Influence of Microstructure and Defects on Mechanical Properties of AISI H13 Manufactured by Electron Beam Powder Bed Fusion

Electron beam powder bed fusion (E-PBF) is a well-known additive manufacturing process. Components are realized based on layer-by-layer melting of metal powder. Due to the high degree of design freedom, additive manufacturing came into focus of tooling industry, especially for tools with sophisticated internal cooling channels. The present work focuses on the relationships between processing, microstructure evolution, chemical composition and mechanical properties of a high alloyed tool steel AISI H13 (1.2344, X40CrMoV5-1) processed by E-PBF. The specimens are free of cracks, however, lack of fusion defects are found upon use of non-optimized parameters finally affecting the mechanical properties detrimentally.

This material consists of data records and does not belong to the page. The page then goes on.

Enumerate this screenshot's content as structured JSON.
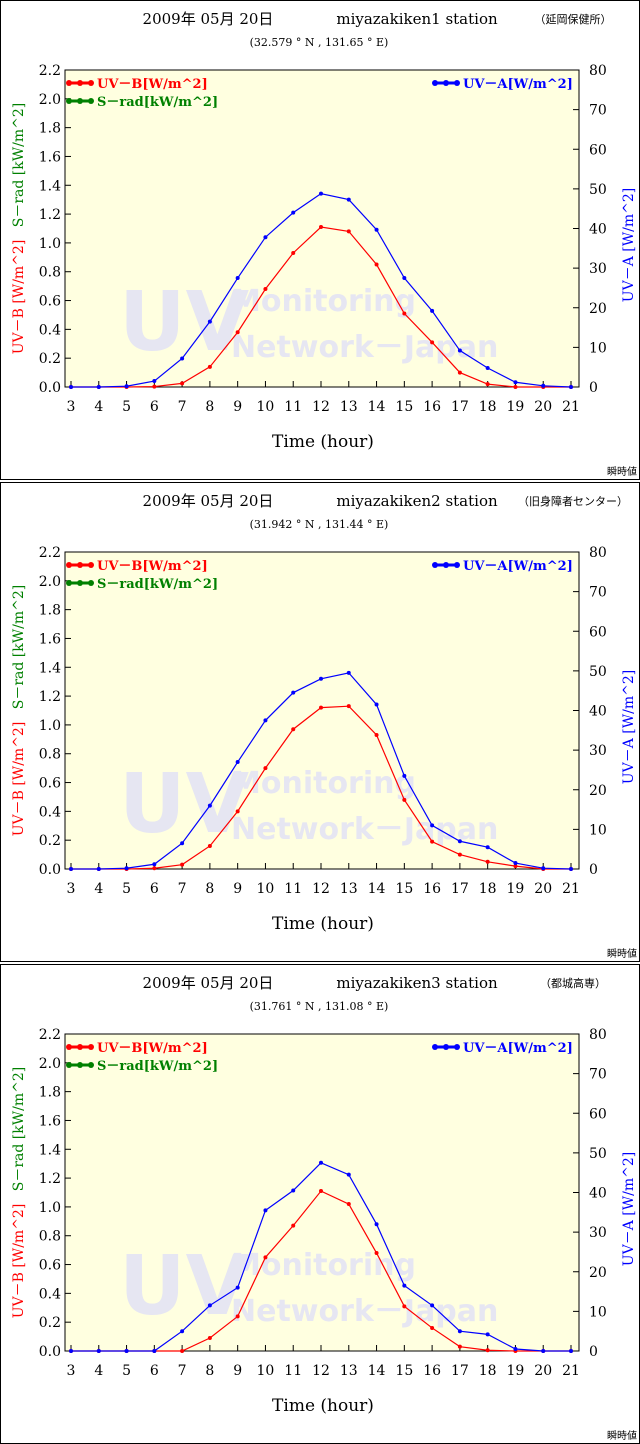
{
  "chart_data": [
    {
      "type": "line",
      "title": "2009年 05月 20日",
      "station": "miyazakiken1 station",
      "location": "（延岡保健所）",
      "coords": "(32.579 ° N , 131.65 ° E)",
      "xlabel": "Time (hour)",
      "ylabel_left_uvb": "UV－B [W/m^2]",
      "ylabel_left_srad": "S－rad [kW/m^2]",
      "ylabel_right": "UV－A [W/m^2]",
      "note": "瞬時値",
      "watermark_big": "UV",
      "watermark_line1": "Monitoring",
      "watermark_line2": "Network－Japan",
      "x": [
        3,
        4,
        5,
        6,
        7,
        8,
        9,
        10,
        11,
        12,
        13,
        14,
        15,
        16,
        17,
        18,
        19,
        20,
        21
      ],
      "xlim": [
        3,
        21
      ],
      "ylim_left": [
        0,
        2.2
      ],
      "ylim_right": [
        0,
        80
      ],
      "yticks_left": [
        "0.0",
        "0.2",
        "0.4",
        "0.6",
        "0.8",
        "1.0",
        "1.2",
        "1.4",
        "1.6",
        "1.8",
        "2.0",
        "2.2"
      ],
      "yticks_right": [
        "0",
        "10",
        "20",
        "30",
        "40",
        "50",
        "60",
        "70",
        "80"
      ],
      "legend": [
        {
          "label": "UV－B[W/m^2]",
          "color": "#ff0000",
          "placement": "top-left"
        },
        {
          "label": "S－rad[kW/m^2]",
          "color": "#008000",
          "placement": "top-left"
        },
        {
          "label": "UV－A[W/m^2]",
          "color": "#0000ff",
          "placement": "top-right"
        }
      ],
      "series": [
        {
          "name": "UV－B[W/m^2]",
          "color": "#ff0000",
          "axis": "left",
          "values": [
            0.0,
            0.0,
            0.0,
            0.003,
            0.025,
            0.14,
            0.38,
            0.68,
            0.93,
            1.11,
            1.08,
            0.85,
            0.51,
            0.31,
            0.1,
            0.02,
            0.0,
            0.0,
            0.0
          ]
        },
        {
          "name": "UV－A[W/m^2]",
          "color": "#0000ff",
          "axis": "right",
          "values": [
            0.0,
            0.0,
            0.2,
            1.5,
            7.2,
            16.5,
            27.5,
            37.8,
            44.0,
            48.8,
            47.3,
            39.7,
            27.5,
            19.2,
            9.2,
            4.8,
            1.2,
            0.3,
            0.0
          ]
        }
      ],
      "grid": false,
      "plot_background": "#ffffe0"
    },
    {
      "type": "line",
      "title": "2009年 05月 20日",
      "station": "miyazakiken2 station",
      "location": "（旧身障者センター）",
      "coords": "(31.942 ° N , 131.44 ° E)",
      "xlabel": "Time (hour)",
      "ylabel_left_uvb": "UV－B [W/m^2]",
      "ylabel_left_srad": "S－rad [kW/m^2]",
      "ylabel_right": "UV－A [W/m^2]",
      "note": "瞬時値",
      "watermark_big": "UV",
      "watermark_line1": "Monitoring",
      "watermark_line2": "Network－Japan",
      "x": [
        3,
        4,
        5,
        6,
        7,
        8,
        9,
        10,
        11,
        12,
        13,
        14,
        15,
        16,
        17,
        18,
        19,
        20,
        21
      ],
      "xlim": [
        3,
        21
      ],
      "ylim_left": [
        0,
        2.2
      ],
      "ylim_right": [
        0,
        80
      ],
      "yticks_left": [
        "0.0",
        "0.2",
        "0.4",
        "0.6",
        "0.8",
        "1.0",
        "1.2",
        "1.4",
        "1.6",
        "1.8",
        "2.0",
        "2.2"
      ],
      "yticks_right": [
        "0",
        "10",
        "20",
        "30",
        "40",
        "50",
        "60",
        "70",
        "80"
      ],
      "legend": [
        {
          "label": "UV－B[W/m^2]",
          "color": "#ff0000",
          "placement": "top-left"
        },
        {
          "label": "S－rad[kW/m^2]",
          "color": "#008000",
          "placement": "top-left"
        },
        {
          "label": "UV－A[W/m^2]",
          "color": "#0000ff",
          "placement": "top-right"
        }
      ],
      "series": [
        {
          "name": "UV－B[W/m^2]",
          "color": "#ff0000",
          "axis": "left",
          "values": [
            0.0,
            0.0,
            0.0,
            0.005,
            0.03,
            0.16,
            0.4,
            0.7,
            0.97,
            1.12,
            1.13,
            0.93,
            0.48,
            0.19,
            0.1,
            0.05,
            0.02,
            0.0,
            0.0
          ]
        },
        {
          "name": "UV－A[W/m^2]",
          "color": "#0000ff",
          "axis": "right",
          "values": [
            0.0,
            0.0,
            0.2,
            1.2,
            6.5,
            16.0,
            27.0,
            37.5,
            44.5,
            48.0,
            49.5,
            41.5,
            23.5,
            11.0,
            7.0,
            5.5,
            1.5,
            0.2,
            0.0
          ]
        }
      ],
      "grid": false,
      "plot_background": "#ffffe0"
    },
    {
      "type": "line",
      "title": "2009年 05月 20日",
      "station": "miyazakiken3 station",
      "location": "（都城高専）",
      "coords": "(31.761 ° N , 131.08 ° E)",
      "xlabel": "Time (hour)",
      "ylabel_left_uvb": "UV－B [W/m^2]",
      "ylabel_left_srad": "S－rad [kW/m^2]",
      "ylabel_right": "UV－A [W/m^2]",
      "note": "瞬時値",
      "watermark_big": "UV",
      "watermark_line1": "Monitoring",
      "watermark_line2": "Network－Japan",
      "x": [
        3,
        4,
        5,
        6,
        7,
        8,
        9,
        10,
        11,
        12,
        13,
        14,
        15,
        16,
        17,
        18,
        19,
        20,
        21
      ],
      "xlim": [
        3,
        21
      ],
      "ylim_left": [
        0,
        2.2
      ],
      "ylim_right": [
        0,
        80
      ],
      "yticks_left": [
        "0.0",
        "0.2",
        "0.4",
        "0.6",
        "0.8",
        "1.0",
        "1.2",
        "1.4",
        "1.6",
        "1.8",
        "2.0",
        "2.2"
      ],
      "yticks_right": [
        "0",
        "10",
        "20",
        "30",
        "40",
        "50",
        "60",
        "70",
        "80"
      ],
      "legend": [
        {
          "label": "UV－B[W/m^2]",
          "color": "#ff0000",
          "placement": "top-left"
        },
        {
          "label": "S－rad[kW/m^2]",
          "color": "#008000",
          "placement": "top-left"
        },
        {
          "label": "UV－A[W/m^2]",
          "color": "#0000ff",
          "placement": "top-right"
        }
      ],
      "series": [
        {
          "name": "UV－B[W/m^2]",
          "color": "#ff0000",
          "axis": "left",
          "values": [
            0.0,
            0.0,
            0.0,
            0.0,
            0.0,
            0.09,
            0.24,
            0.65,
            0.87,
            1.11,
            1.02,
            0.68,
            0.31,
            0.16,
            0.03,
            0.005,
            0.0,
            0.0,
            0.0
          ]
        },
        {
          "name": "UV－A[W/m^2]",
          "color": "#0000ff",
          "axis": "right",
          "values": [
            0.0,
            0.0,
            0.0,
            0.0,
            5.0,
            11.5,
            16.0,
            35.5,
            40.5,
            47.5,
            44.5,
            32.0,
            16.5,
            11.5,
            5.0,
            4.2,
            0.5,
            0.0,
            0.0
          ]
        }
      ],
      "grid": false,
      "plot_background": "#ffffe0"
    }
  ]
}
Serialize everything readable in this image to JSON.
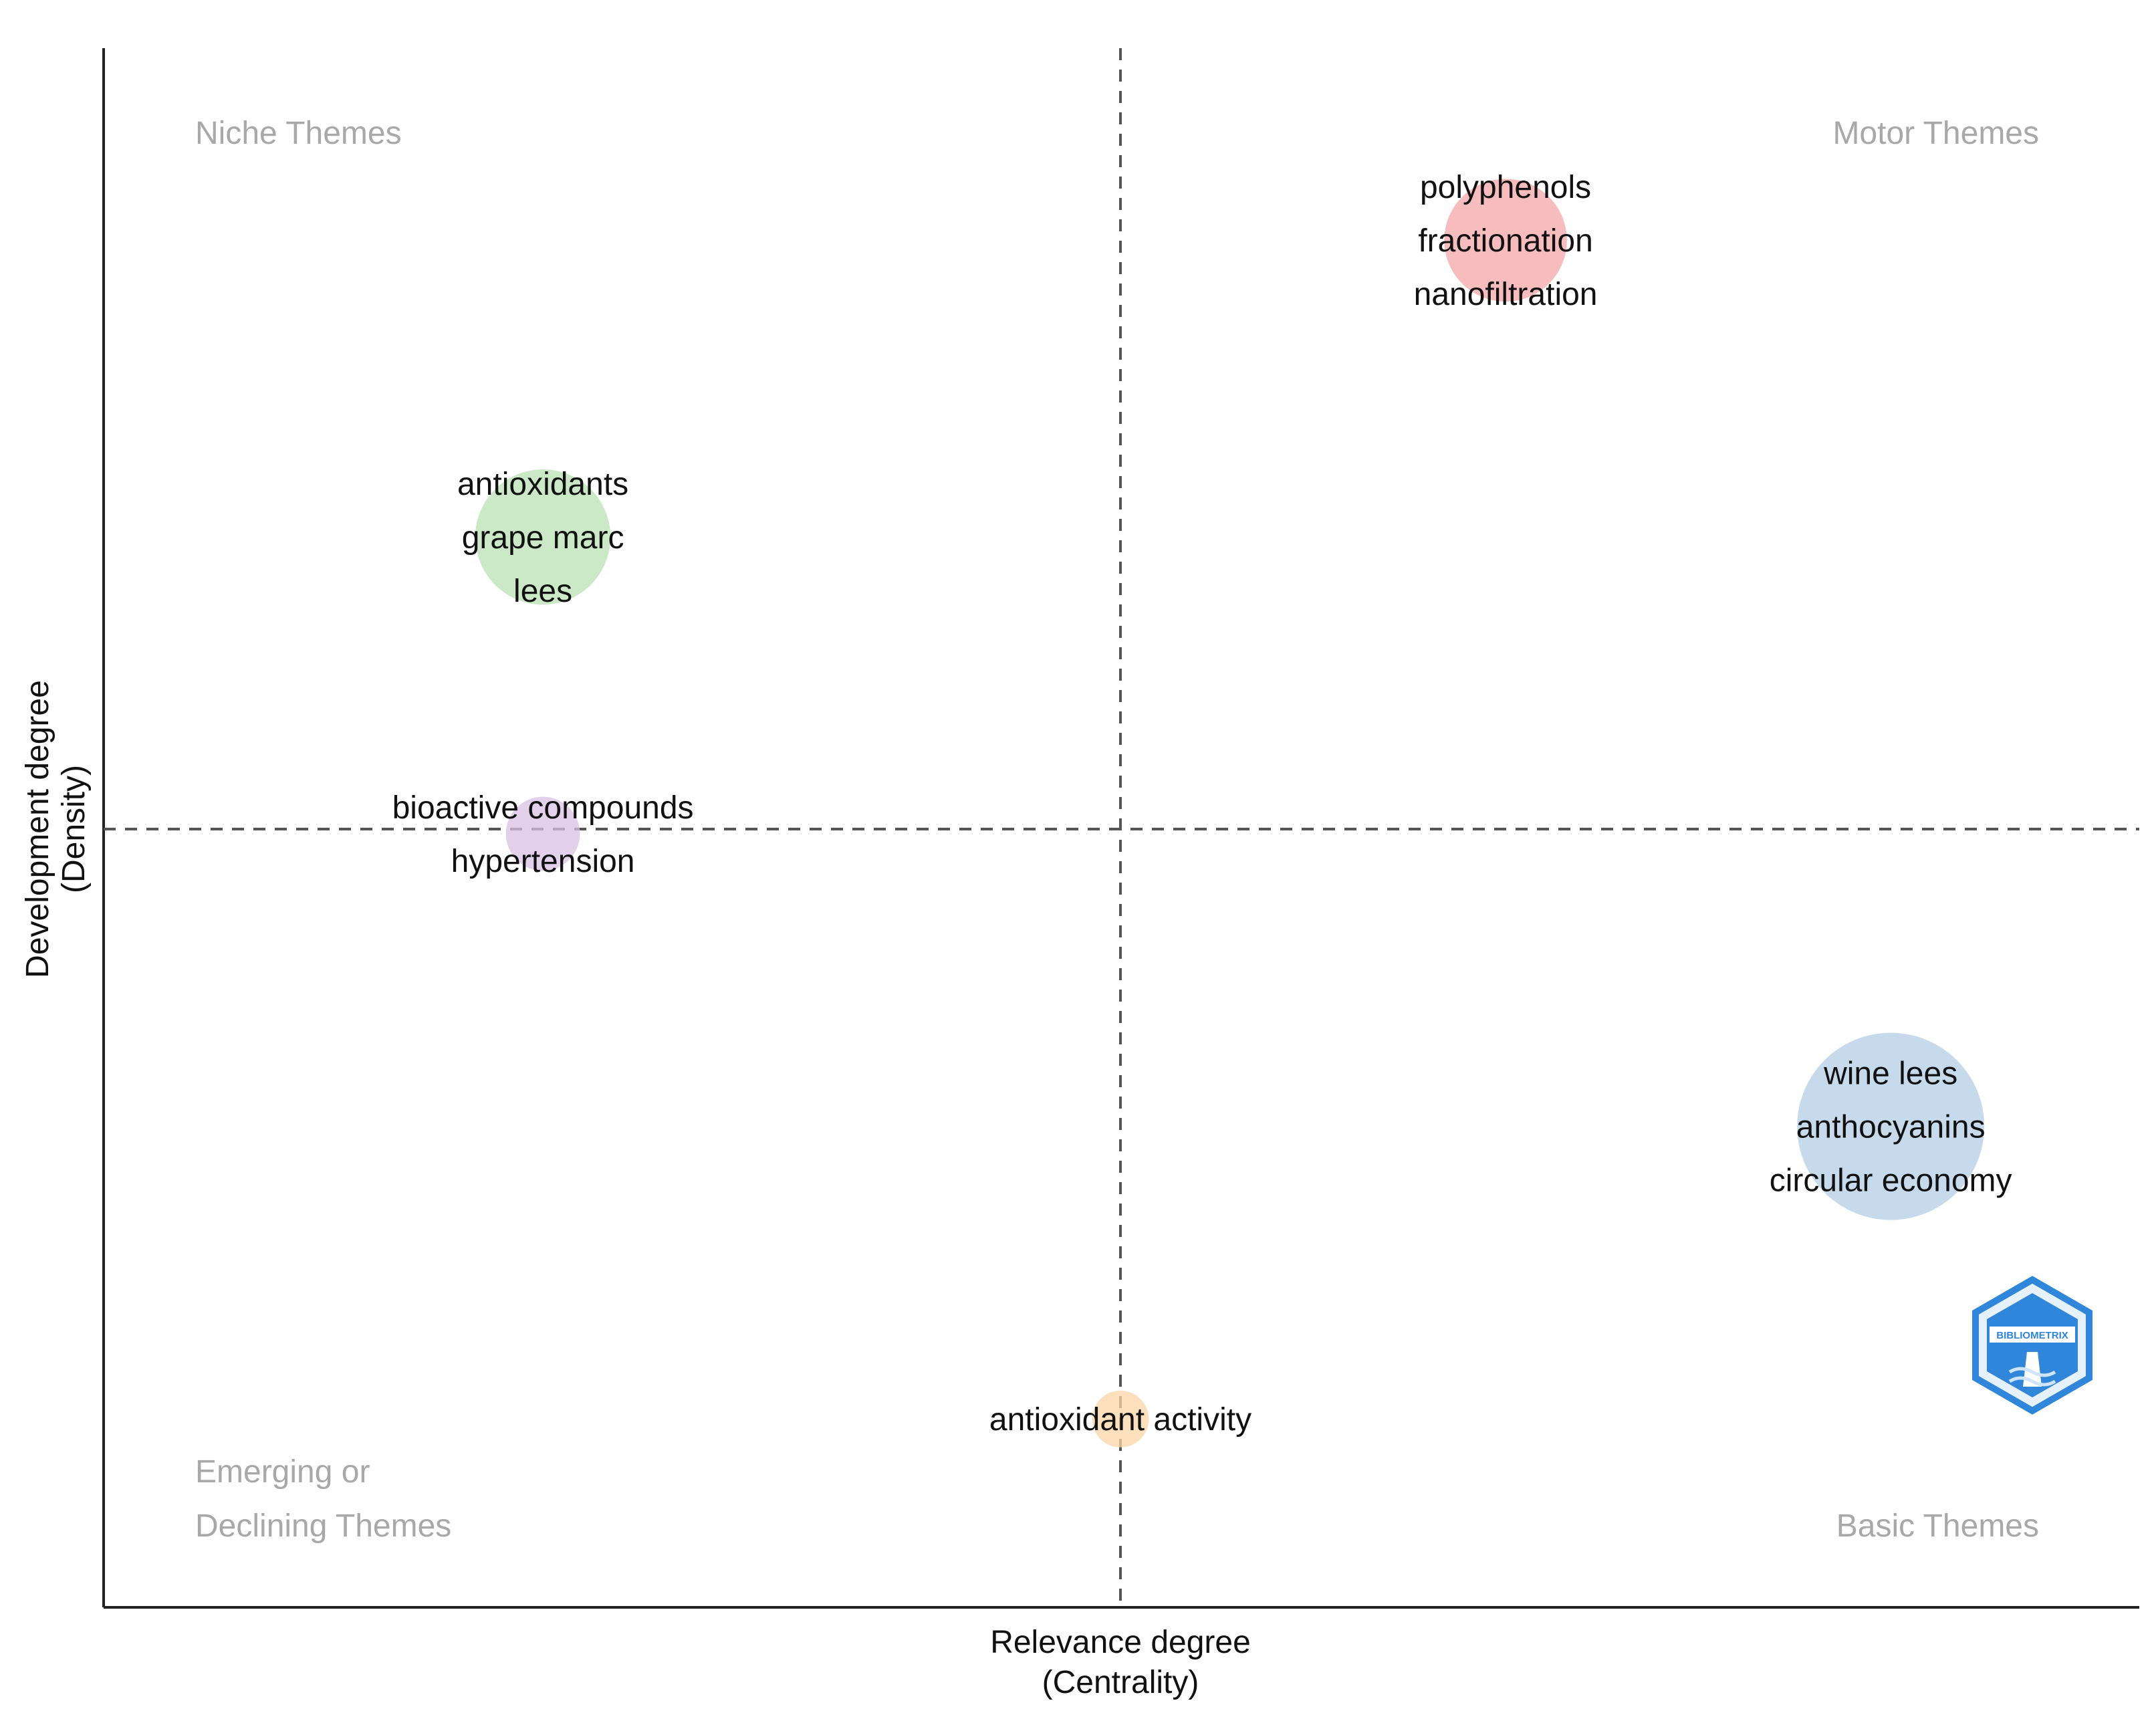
{
  "chart_data": {
    "type": "scatter",
    "subtype": "thematic-map",
    "xlabel": [
      "Relevance degree",
      "(Centrality)"
    ],
    "ylabel": [
      "Development degree",
      "(Density)"
    ],
    "xlim": [
      0,
      1
    ],
    "ylim": [
      0,
      1
    ],
    "x_divider": 0.5,
    "y_divider": 0.5,
    "grid": false,
    "quadrants": {
      "top_left": [
        "Niche Themes"
      ],
      "top_right": [
        "Motor Themes"
      ],
      "bottom_left": [
        "Emerging or",
        "Declining Themes"
      ],
      "bottom_right": [
        "Basic Themes"
      ]
    },
    "clusters": [
      {
        "name": "polyphenols",
        "x": 0.689,
        "y": 0.877,
        "size": 0.35,
        "color": "#f4a5a8",
        "labels": [
          "polyphenols",
          "fractionation",
          "nanofiltration"
        ]
      },
      {
        "name": "antioxidants",
        "x": 0.216,
        "y": 0.687,
        "size": 0.45,
        "color": "#b9e0b4",
        "labels": [
          "antioxidants",
          "grape marc",
          "lees"
        ]
      },
      {
        "name": "bioactive compounds",
        "x": 0.216,
        "y": 0.497,
        "size": 0.08,
        "color": "#d9c2e6",
        "labels": [
          "bioactive compounds",
          "hypertension"
        ]
      },
      {
        "name": "wine lees",
        "x": 0.878,
        "y": 0.309,
        "size": 1.0,
        "color": "#b4cde6",
        "labels": [
          "wine lees",
          "anthocyanins",
          "circular economy"
        ]
      },
      {
        "name": "antioxidant activity",
        "x": 0.5,
        "y": 0.121,
        "size": 0.03,
        "color": "#fbd6a8",
        "labels": [
          "antioxidant activity"
        ]
      }
    ]
  },
  "logo": {
    "text": "BIBLIOMETRIX",
    "color": "#2b7fd6"
  }
}
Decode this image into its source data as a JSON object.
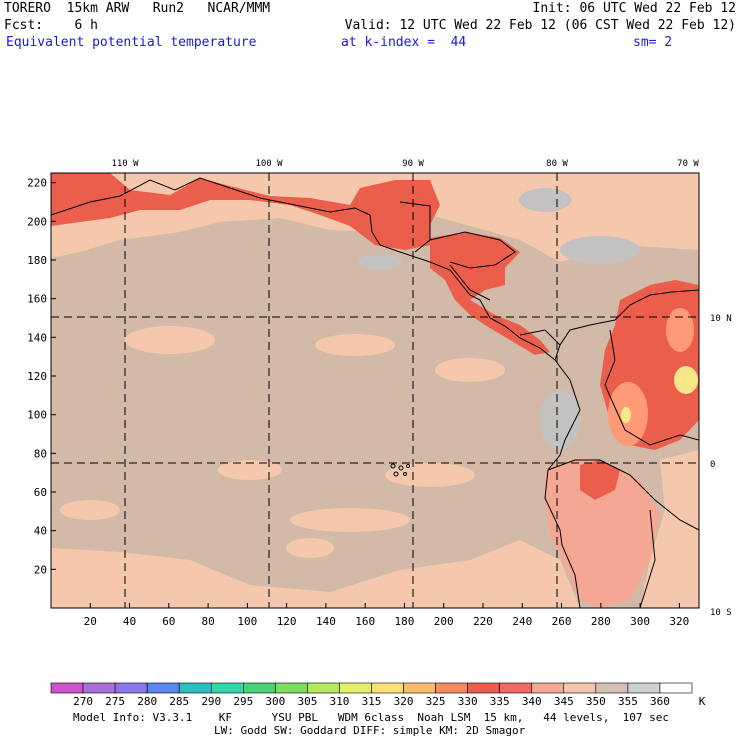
{
  "header": {
    "left_line1": "TORERO  15km ARW   Run2   NCAR/MMM",
    "right_line1": "Init: 06 UTC Wed 22 Feb 12",
    "left_line2": "Fcst:    6 h",
    "right_line2": "Valid: 12 UTC Wed 22 Feb 12 (06 CST Wed 22 Feb 12)",
    "field_label": "Equivalent potential temperature",
    "level_label": "at k-index =  44",
    "smooth_label": "sm= 2"
  },
  "map": {
    "lon_labels": [
      "110 W",
      "100 W",
      "90 W",
      "80 W",
      "70 W"
    ],
    "lat_labels": [
      "10 N",
      "0",
      "10 S"
    ],
    "y_ticks": [
      "220",
      "200",
      "180",
      "160",
      "140",
      "120",
      "100",
      "80",
      "60",
      "40",
      "20"
    ],
    "x_ticks": [
      "20",
      "40",
      "60",
      "80",
      "100",
      "120",
      "140",
      "160",
      "180",
      "200",
      "220",
      "240",
      "260",
      "280",
      "300",
      "320"
    ],
    "grid_i_max": 330,
    "grid_j_max": 225,
    "gridlines_lon": [
      -110,
      -100,
      -90,
      -80
    ],
    "gridlines_lat": [
      10,
      0
    ],
    "colors": {
      "ocean": "#d2b9a8",
      "warm_band": "#f5c8ad",
      "land_warm": "#f4a893",
      "hot": "#ec5e4c",
      "very_hot": "#ff9a76",
      "peak": "#f6e78a",
      "grey_patch": "#c4c1c1"
    }
  },
  "colorbar": {
    "levels": [
      "270",
      "275",
      "280",
      "285",
      "290",
      "295",
      "300",
      "305",
      "310",
      "315",
      "320",
      "325",
      "330",
      "335",
      "340",
      "345",
      "350",
      "355",
      "360"
    ],
    "unit": "K",
    "colors": [
      "#cc55cc",
      "#aa6fd8",
      "#8c76e8",
      "#5a87ee",
      "#2ebfc4",
      "#31d7a6",
      "#4ad178",
      "#7fdc62",
      "#b4e85e",
      "#e4f06a",
      "#fbe07a",
      "#f8bd6a",
      "#f48c62",
      "#ec5e4c",
      "#ee6a60",
      "#f4a893",
      "#f5c8ad",
      "#d6c1b4",
      "#cfcfcf",
      "#ffffff"
    ]
  },
  "footer": {
    "line1": "Model Info: V3.3.1    KF      YSU PBL   WDM 6class  Noah LSM  15 km,   44 levels,  107 sec",
    "line2": "LW: Godd SW: Goddard DIFF: simple KM: 2D Smagor"
  }
}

Specimens built based on suitable parameters show a relatively fine grained bainitic/martensitic microstructure, finally resulting in a high ultimate strength and an even slightly higher failure strain compared to conventionally processed and heat treated AISI H13.

Automated summary

The study investigates the relationships between processing parameters, microstructure evolution, chemical composition, and mechanical properties of a high alloyed tool steel AISI H13 processed by E-PBF. Specimens without fusion defects but free of cracks show improved ultimate strength and failure strain when optimized processing parameters are used. The fine grained bainitic/martensitic microstructure obtained from suitable processing parameters leads to enhanced mechanical properties compared to conventionally processed AISI H13.